Avec une telle carrure, le Paraguayen aurait très bien
pu embrasser une carrière de boxeur, donner dans le muay-thaï,
faire de la lutte gréco-romaine ou jouer les stars du pride.
D'autant que le garçon a toujours démontré
un véritable esprit de guerrier, par ses actions sur le
terrain et parfois aussi en dehors ! Ses adversaires, comme Roberto
Carlos, et ses entraîneurs peuvent en témoigner,
eux qui ont parfois eu à subir les colères homériques
et les coups du colosse.

En exclusivité : la doublure
officielle de Clovis Cornillac dans "Le Scorpion".
Mais comment concilier un physique
de fighter avec la passion du ballon rond ? Comment réussir
à jouer des mains, ou même des poings, lorsque l'on
est footballeur ? En endossant le rôle de gardien bien sûr
! José Luis Chilavert l'a bien compris, et nul ne sait
si c'est son amour pour le football ou son goût pour la
castagne à la Bud Spencer qui l'a mené jusque là.
Toujours est-il que c'est à ce poste que le natif de Luque
a inscrit son nom en lettres d'or dans le grand livre du football.
Car avant d'être un pied carré, ou plutôt une
main carrée, le Paraguayen a été aussi un
seigneur de son sport. Mais comment a-t-il pu tomber si bas et
se retrouver finalement chroniqué sur les pages de ce site
? Avant de revenir sur sa fin de carrière dantesque qui
nous intéresse en premier lieu, débarrassons nous
de ce qui, pour la team piedscarrés, est superflu : ses
heures de gloire !
Ce physique si massif qui, lors
de ses dernières saisons professionnelles, provoquait immédiatement
la risée de tous les spectateurs, a d'abord été
un atout pour le portier.
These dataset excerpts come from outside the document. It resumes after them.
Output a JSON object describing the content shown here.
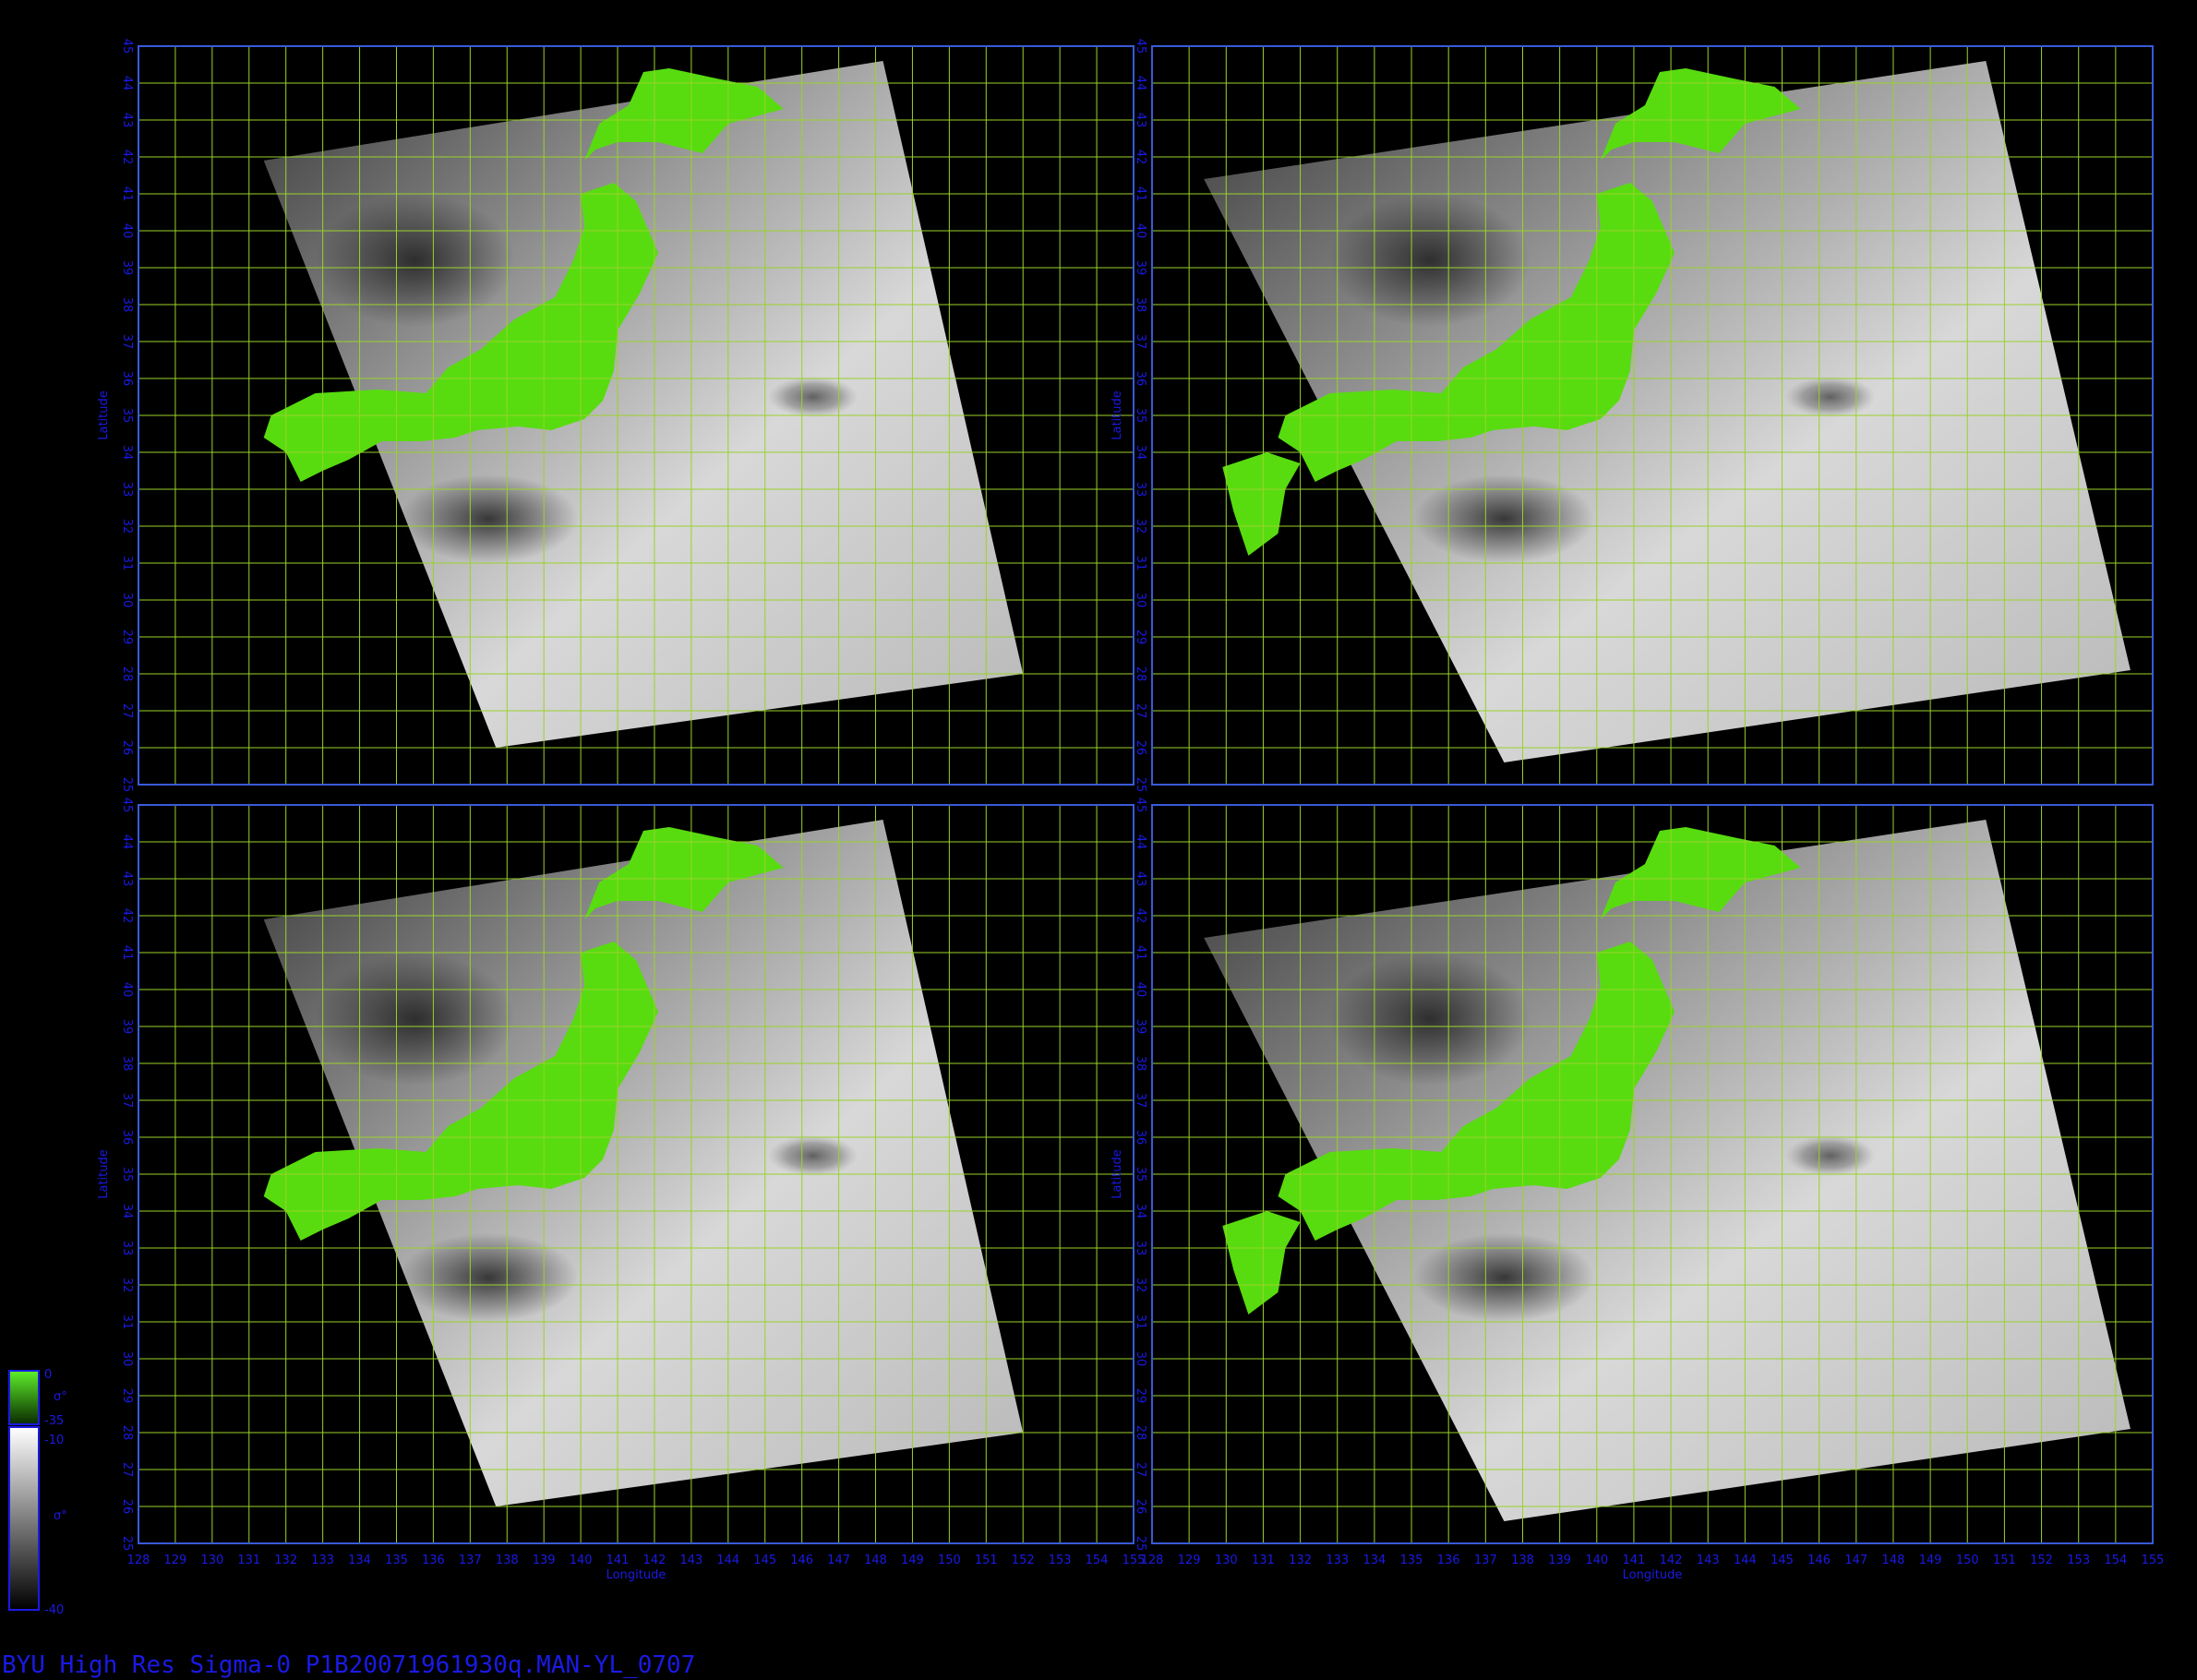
{
  "figure": {
    "caption": "BYU  High  Res  Sigma-0  P1B20071961930q.MAN-YL_0707",
    "xlabel": "Longitude",
    "ylabel": "Latitude"
  },
  "panels": [
    {
      "id": "top-left",
      "lon_range": [
        128,
        155
      ],
      "lat_range": [
        25,
        45
      ]
    },
    {
      "id": "top-right",
      "lon_range": [
        128,
        155
      ],
      "lat_range": [
        25,
        45
      ]
    },
    {
      "id": "bottom-left",
      "lon_range": [
        128,
        155
      ],
      "lat_range": [
        25,
        45
      ]
    },
    {
      "id": "bottom-right",
      "lon_range": [
        128,
        155
      ],
      "lat_range": [
        25,
        45
      ]
    }
  ],
  "lon_ticks": [
    "128",
    "129",
    "130",
    "131",
    "132",
    "133",
    "134",
    "135",
    "136",
    "137",
    "138",
    "139",
    "140",
    "141",
    "142",
    "143",
    "144",
    "145",
    "146",
    "147",
    "148",
    "149",
    "150",
    "151",
    "152",
    "153",
    "154",
    "155"
  ],
  "lat_ticks": [
    "25",
    "26",
    "27",
    "28",
    "29",
    "30",
    "31",
    "32",
    "33",
    "34",
    "35",
    "36",
    "37",
    "38",
    "39",
    "40",
    "41",
    "42",
    "43",
    "44",
    "45"
  ],
  "legend": {
    "land_scale": {
      "top": "0",
      "bottom": "-35",
      "symbol": "σ°",
      "color_top": "#5ef02a",
      "color_bottom": "#0a2a00"
    },
    "ocean_scale": {
      "top": "-10",
      "bottom": "-40",
      "symbol": "σ°",
      "color_top": "#ffffff",
      "color_bottom": "#000000"
    }
  },
  "colors": {
    "background": "#000000",
    "frame": "#3a5ad8",
    "grid": "#9ad22a",
    "land": "#58dc10",
    "label": "#1a1ae6"
  }
}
Quoi de mieux en effet qu'une stature
d'armoire à glace digne d'un videur de boîte de nuit
pour effrayer les frêles attaquants des championnats sud-américains
? D'autant que l'attitude du gardien dans ses cages avait de quoi
dissuader ceux-ci de frapper au but... Jugez plutôt :

Maniac Cop 4 : maintenant, il
joue au foot !
Comment ne pas trembler de peur
lorsque l'on a 18 ans, comme nombre de petits prodiges latino,
que l'on fait 60 kg tout mouillé, comme nombre de petits
prodiges latino, et que l'on se retrouve face à une telle
montagne de muscles et de graisse, prête à vous fondre
dessus avec un regard de molosse enragé !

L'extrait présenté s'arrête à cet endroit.